Recommender systems by borattoludovico

Unmasking Privacy: A Reproduction and Evaluation Study of Obfuscation-based Perturbation Techniques for Collaborative Filtering

A well-designed obfuscation framework can significantly enhance user privacy in recommender systems without fundamentally compromising their performance, offering a viable path to balancing personalization and privacy.

As digital platforms increasingly rely on personalization to engage users, recommender systems have become a central component of e-commerce and entertainment industries. However, this personalization often comes at the cost of user privacy. The conflict between preserving privacy and maintaining recommendation accuracy is a challenge in the field of collaborative filtering (CF).

In a recent study, with Alex Martinez and Mihnea Tufis, presented at SIGIR ’24, we reproduce and evaluate obfuscation-based perturbation techniques for privacy preservation in collaborative filtering systems. These techniques aim to obscure sensitive user data while balancing the trade-off between privacy and the performance of recommendation algorithms.

Privacy in recommender systems

Recommender systems use collaborative filtering to predict user preferences based on historical data. While effective, this process requires significant personal information, creating privacy concerns, particularly in light of regulations like GDPR. Privacy-enhancing technologies have emerged to address these concerns, with data perturbation being a prominent technique due to its simplicity and low computational cost.

Our Contributions

The study focuses on reproducing and extending a framework proposed by Batmaz and Polat, which outlines eight algorithms for privacy-preserving CF. We implemented the framework, designed an evaluation protocol, and analyzed the accuracy-privacy trade-off using two datasets: MovieLens-1M and Last.fm-1K.

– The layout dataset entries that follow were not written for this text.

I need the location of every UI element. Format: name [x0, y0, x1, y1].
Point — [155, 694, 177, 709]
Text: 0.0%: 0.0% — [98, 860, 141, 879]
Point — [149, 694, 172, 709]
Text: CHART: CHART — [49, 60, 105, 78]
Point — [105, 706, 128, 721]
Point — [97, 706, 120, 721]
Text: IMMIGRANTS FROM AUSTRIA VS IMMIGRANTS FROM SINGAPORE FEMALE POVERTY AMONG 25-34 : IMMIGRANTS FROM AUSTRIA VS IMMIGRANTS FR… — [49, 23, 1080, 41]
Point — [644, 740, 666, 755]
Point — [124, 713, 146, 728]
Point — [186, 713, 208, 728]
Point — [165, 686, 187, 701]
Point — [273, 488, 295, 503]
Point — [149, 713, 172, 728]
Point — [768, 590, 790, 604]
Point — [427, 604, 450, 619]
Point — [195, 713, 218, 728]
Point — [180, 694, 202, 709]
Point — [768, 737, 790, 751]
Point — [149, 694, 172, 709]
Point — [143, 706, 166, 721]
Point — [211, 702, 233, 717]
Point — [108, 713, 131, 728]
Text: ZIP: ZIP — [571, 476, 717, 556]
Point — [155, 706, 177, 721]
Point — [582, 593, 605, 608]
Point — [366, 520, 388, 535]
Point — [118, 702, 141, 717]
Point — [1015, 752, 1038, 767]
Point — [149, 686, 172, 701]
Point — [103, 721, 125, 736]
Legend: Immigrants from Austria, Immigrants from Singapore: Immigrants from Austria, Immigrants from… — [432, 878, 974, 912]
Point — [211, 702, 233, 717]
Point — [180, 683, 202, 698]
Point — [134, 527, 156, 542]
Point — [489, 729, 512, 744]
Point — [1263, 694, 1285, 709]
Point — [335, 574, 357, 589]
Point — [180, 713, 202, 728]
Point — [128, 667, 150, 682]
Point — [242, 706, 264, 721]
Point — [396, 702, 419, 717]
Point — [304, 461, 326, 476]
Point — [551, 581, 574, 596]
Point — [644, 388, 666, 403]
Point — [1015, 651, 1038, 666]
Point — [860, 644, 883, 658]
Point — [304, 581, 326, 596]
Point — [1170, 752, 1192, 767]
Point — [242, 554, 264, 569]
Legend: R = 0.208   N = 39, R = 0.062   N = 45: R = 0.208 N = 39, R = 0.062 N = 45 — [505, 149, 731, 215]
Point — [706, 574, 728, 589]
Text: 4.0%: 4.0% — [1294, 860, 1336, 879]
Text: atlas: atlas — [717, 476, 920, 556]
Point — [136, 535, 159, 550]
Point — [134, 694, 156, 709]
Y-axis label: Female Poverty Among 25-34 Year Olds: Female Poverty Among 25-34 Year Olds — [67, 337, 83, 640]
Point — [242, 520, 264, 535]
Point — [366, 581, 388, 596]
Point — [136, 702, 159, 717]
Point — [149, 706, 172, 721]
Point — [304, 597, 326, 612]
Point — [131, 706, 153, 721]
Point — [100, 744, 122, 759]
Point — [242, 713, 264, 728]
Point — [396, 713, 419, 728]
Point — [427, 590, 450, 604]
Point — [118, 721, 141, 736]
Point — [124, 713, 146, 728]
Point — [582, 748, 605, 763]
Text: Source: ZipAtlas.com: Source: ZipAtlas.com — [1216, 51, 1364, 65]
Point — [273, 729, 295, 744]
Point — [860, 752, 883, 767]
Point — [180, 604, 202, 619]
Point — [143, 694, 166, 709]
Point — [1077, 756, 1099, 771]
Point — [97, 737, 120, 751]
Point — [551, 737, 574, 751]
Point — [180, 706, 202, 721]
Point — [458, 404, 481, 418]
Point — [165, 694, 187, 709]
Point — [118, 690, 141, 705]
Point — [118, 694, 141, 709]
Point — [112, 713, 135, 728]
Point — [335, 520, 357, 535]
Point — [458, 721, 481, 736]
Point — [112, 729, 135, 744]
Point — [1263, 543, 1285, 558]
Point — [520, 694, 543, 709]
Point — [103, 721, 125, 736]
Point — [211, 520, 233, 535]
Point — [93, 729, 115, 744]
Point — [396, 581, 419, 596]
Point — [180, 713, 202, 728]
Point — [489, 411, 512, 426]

The main contributions include:

  1. Implementation of privacy-enhancing algorithms. We implemented four obfuscation algorithms tailored for implicit feedback data, where user-item interactions are binary (e.g., 0 or 1).
  2. Evaluation framework. A systematic protocol was developed to evaluate recommendation performance while ensuring consistency across obfuscated datasets.
  3. Empirical analysis. We tested the impact of privacy-related parameters (e.g., randomization thresholds, group-based obfuscation) on recommendation accuracy.

Experimental Setup

Datasets

  1. MovieLens-1M. A dataset of ~1 million user ratings for movies, converted to binary feedback for the study.
  2. Last.fm-1K. A music recommendation dataset with ~19 million interactions, filtered and preprocessed for CF.

Algorithms

The study employed two state-of-the-art CF algorithms:

  • Neural Collaborative Filtering (NCF). A deep learning-based model capturing complex user-item interactions.
  • Light Graph Convolutional Network (LightGCN). A simplified graph-based CF model optimized for scalability.

Obfuscation Techniques

As shown in the figure, obfuscation involved flipping user-item interactions based on random decision variables and thresholds. Masking, which adds synthetic interactions, provided an additional layer of privacy.

Results and Insights

  1. Privacy-performance trade-off. Increasing privacy levels (e.g., higher randomization) consistently reduced recommendation accuracy. However, the impact varied depending on the dataset and algorithm.
  2. Algorithm and dataset dependence. LightGCN outperformed NCF, and MovieLens-1M yielded better results than Last.fm-1K, highlighting the influence of dataset characteristics on algorithm performance.
  3. Group settings. Contrary to expectations, the number of user-item groups used for obfuscation had negligible effects on accuracy, suggesting higher group settings could enhance privacy without degrading performance.

Challenges and future directions

  1. Balancing dataset size and obfuscation. The size of the obfuscated dataset significantly influenced performance. Future studies could disentangle this effect to better understand algorithm robustness.
  2. Quantifying privacy. A comprehensive metric to evaluate privacy levels would enable more nuanced analyses of the accuracy-privacy trade-off.
  3. Extending to explicit feedback. The study primarily addressed binary feedback. Incorporating explicit ratings into the framework could expand its applicability.